Search code examples
c++performancestlbuffering

read huge text file line by line in C++ with buffering


I need to read huge 35G file from disc line by line in C++. Currently I do it the following way:

ifstream infile("myfile.txt");
string line;
while (true) {
    if (!getline(infile, line)) break;
    long linepos = infile.tellg();
    process(line,linepos);
}

But it gives me about 2MB/sec performance, though file manager copies the file with 100Mb/s speed. I guess that getline() is not doing buffering correctly. Please propose some sort of buffered line-by-line reading approach.

UPD: process() is not a bottleneck, code without process() works with the same speed.


Solution

  • I've translated my own buffering code from my java project and it does what I need. I had to put defines to overcome problems with M$VC 2010 compiler tellg, that always gives wrong negative values on huge files. This algorithm gives desired speed ~100MB/s, though it does some usless new[].
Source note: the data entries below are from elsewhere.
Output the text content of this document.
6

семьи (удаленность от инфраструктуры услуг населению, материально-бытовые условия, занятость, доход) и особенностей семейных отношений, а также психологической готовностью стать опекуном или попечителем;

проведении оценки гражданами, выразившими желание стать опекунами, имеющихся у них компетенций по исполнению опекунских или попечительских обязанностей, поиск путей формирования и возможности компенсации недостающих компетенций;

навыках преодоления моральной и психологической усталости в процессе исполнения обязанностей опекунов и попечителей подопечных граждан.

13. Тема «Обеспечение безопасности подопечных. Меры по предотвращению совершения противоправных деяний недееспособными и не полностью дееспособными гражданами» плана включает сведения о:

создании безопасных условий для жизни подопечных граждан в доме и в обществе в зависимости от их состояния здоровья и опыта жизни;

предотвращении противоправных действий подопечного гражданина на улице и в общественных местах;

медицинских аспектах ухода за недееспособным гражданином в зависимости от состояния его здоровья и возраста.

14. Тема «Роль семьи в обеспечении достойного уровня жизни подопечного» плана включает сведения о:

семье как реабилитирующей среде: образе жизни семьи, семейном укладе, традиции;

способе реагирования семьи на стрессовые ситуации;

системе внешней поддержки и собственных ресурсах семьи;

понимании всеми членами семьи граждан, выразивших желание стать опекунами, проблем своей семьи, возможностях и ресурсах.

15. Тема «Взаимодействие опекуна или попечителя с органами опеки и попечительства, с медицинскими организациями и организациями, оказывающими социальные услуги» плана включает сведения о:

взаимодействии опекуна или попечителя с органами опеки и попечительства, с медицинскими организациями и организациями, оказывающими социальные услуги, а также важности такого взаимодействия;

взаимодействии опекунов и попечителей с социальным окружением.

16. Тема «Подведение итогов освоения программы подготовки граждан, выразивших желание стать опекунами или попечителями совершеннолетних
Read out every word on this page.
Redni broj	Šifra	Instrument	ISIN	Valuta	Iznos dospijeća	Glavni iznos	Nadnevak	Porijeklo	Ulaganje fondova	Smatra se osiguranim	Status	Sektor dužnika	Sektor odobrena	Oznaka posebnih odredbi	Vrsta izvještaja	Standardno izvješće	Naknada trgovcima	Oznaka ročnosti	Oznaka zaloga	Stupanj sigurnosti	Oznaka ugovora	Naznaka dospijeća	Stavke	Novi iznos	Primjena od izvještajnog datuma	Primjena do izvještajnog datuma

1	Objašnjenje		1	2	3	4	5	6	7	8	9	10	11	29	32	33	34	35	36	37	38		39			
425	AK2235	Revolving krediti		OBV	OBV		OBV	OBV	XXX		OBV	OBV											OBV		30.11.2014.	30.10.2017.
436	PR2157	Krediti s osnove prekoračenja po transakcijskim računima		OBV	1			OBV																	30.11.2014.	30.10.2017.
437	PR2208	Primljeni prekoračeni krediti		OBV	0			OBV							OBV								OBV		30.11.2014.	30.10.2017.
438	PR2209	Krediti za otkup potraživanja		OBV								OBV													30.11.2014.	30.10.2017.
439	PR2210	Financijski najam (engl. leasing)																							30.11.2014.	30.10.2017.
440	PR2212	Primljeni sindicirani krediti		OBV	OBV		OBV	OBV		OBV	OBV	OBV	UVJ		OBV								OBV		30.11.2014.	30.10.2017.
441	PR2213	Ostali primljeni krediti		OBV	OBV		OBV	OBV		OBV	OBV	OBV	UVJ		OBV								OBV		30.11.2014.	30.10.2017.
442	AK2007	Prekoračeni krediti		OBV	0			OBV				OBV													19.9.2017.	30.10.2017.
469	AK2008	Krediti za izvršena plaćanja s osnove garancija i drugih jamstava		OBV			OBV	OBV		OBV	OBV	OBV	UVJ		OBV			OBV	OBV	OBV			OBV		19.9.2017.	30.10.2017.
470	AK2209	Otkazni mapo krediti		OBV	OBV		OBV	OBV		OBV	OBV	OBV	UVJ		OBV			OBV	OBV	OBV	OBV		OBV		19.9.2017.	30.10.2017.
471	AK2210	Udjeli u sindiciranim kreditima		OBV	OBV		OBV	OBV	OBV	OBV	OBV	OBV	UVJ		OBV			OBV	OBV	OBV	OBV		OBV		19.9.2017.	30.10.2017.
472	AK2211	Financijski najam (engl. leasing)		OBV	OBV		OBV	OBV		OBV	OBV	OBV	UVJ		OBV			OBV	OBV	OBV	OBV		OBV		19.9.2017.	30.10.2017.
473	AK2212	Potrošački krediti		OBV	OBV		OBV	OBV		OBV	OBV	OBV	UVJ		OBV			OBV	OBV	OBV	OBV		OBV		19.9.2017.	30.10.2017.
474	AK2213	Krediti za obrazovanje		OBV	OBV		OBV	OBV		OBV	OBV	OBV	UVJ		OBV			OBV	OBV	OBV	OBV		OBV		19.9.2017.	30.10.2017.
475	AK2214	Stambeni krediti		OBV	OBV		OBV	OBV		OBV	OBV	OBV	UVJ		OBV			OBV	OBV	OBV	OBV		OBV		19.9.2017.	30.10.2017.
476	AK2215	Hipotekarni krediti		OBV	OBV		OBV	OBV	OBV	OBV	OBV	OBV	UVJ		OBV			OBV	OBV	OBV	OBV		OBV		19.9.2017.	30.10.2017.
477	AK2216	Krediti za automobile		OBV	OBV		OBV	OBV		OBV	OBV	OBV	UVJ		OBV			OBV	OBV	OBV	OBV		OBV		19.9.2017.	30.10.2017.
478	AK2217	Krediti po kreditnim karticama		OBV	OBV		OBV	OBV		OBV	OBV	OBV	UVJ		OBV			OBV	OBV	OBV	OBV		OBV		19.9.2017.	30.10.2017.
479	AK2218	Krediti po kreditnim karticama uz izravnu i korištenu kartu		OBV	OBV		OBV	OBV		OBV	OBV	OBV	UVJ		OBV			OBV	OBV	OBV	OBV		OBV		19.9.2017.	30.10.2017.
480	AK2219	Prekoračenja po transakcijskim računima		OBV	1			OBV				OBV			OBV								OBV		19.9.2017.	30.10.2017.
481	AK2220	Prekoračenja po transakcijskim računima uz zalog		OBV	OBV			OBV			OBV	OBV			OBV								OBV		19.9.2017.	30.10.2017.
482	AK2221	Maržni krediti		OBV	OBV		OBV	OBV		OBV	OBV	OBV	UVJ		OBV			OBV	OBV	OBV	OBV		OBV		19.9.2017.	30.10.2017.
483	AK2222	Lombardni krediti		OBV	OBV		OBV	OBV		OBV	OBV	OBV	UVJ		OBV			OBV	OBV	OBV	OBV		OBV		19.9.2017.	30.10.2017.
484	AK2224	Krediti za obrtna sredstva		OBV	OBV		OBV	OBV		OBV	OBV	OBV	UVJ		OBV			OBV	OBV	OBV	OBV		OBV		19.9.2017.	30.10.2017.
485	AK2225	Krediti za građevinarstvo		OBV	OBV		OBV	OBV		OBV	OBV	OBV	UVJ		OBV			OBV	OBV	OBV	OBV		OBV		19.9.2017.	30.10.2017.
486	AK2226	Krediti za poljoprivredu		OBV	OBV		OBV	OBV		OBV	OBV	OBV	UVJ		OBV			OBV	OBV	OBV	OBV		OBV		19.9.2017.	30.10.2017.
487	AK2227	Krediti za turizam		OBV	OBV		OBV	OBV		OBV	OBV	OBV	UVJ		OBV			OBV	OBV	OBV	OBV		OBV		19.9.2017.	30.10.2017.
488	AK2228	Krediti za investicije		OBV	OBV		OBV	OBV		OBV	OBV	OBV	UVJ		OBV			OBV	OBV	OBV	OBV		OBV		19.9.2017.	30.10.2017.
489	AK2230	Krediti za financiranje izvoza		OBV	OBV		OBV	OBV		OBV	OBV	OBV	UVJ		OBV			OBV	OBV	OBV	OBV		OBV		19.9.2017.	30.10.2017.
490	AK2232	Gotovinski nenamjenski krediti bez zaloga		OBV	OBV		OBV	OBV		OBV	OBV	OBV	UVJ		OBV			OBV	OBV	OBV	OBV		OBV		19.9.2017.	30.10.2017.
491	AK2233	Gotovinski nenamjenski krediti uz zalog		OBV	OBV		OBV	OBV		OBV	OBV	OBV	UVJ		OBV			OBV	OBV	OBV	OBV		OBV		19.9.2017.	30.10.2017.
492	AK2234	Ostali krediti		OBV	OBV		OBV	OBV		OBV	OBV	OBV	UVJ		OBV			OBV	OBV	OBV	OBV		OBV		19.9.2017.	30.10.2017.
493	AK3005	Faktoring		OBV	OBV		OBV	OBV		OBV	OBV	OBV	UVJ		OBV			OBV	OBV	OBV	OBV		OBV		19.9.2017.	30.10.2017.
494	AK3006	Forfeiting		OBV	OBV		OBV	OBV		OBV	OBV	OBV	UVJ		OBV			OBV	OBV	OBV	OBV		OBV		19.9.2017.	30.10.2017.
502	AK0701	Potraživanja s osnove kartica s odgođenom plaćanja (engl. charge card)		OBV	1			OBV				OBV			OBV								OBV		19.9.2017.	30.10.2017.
    void readFileFast(ifstream &file, void(*lineHandler)(char*str, int length, __int64 absPos)){
            int BUF_SIZE = 40000;
            file.seekg(0,ios::end);
            ifstream::pos_type p = file.tellg();
    #ifdef WIN32
            __int64 fileSize = *(__int64*)(((char*)&p) +8);
    #else
            __int64 fileSize = p;
    #endif
            file.seekg(0,ios::beg);
            BUF_SIZE = min(BUF_SIZE, fileSize);
            char* buf = new char[BUF_SIZE];
            int bufLength = BUF_SIZE;
            file.read(buf, bufLength);
    
            int strEnd = -1;
            int strStart;
            __int64 bufPosInFile = 0;
            while (bufLength > 0) {
                int i = strEnd + 1;
                strStart = strEnd;
                strEnd = -1;
                for (; i < bufLength && i + bufPosInFile < fileSize; i++) {
                    if (buf[i] == '\n') {
                        strEnd = i;
                        break;
                    }
                }
    
                if (strEnd == -1) { // scroll buffer
                    if (strStart == -1) {
                        lineHandler(buf + strStart + 1, bufLength, bufPosInFile + strStart + 1);
                        bufPosInFile += bufLength;
                        bufLength = min(bufLength, fileSize - bufPosInFile);
                        delete[]buf;
                        buf = new char[bufLength];
                        file.read(buf, bufLength);
                    } else {
                        int movedLength = bufLength - strStart - 1;
                        memmove(buf,buf+strStart+1,movedLength);
                        bufPosInFile += strStart + 1;
                        int readSize = min(bufLength - movedLength, fileSize - bufPosInFile - movedLength);
    
                        if (readSize != 0)
                            file.read(buf + movedLength, readSize);
                        if (movedLength + readSize < bufLength) {
                            char *tmpbuf = new char[movedLength + readSize];
                            memmove(tmpbuf,buf,movedLength+readSize);
                            delete[]buf;
                            buf = tmpbuf;
                            bufLength = movedLength + readSize;
                        }
                        strEnd = -1;
                    }
                } else {
                    lineHandler(buf+ strStart + 1, strEnd - strStart, bufPosInFile + strStart + 1);
                }
            }
            lineHandler(0, 0, 0);//eof
    }
    
    void lineHandler(char*buf, int l, __int64 pos){
        if(buf==0) return;
        string s = string(buf, l);
        printf(s.c_str());
    }
    
    void loadFile(){
        ifstream infile("file");
        readFileFast(infile,lineHandler);
    }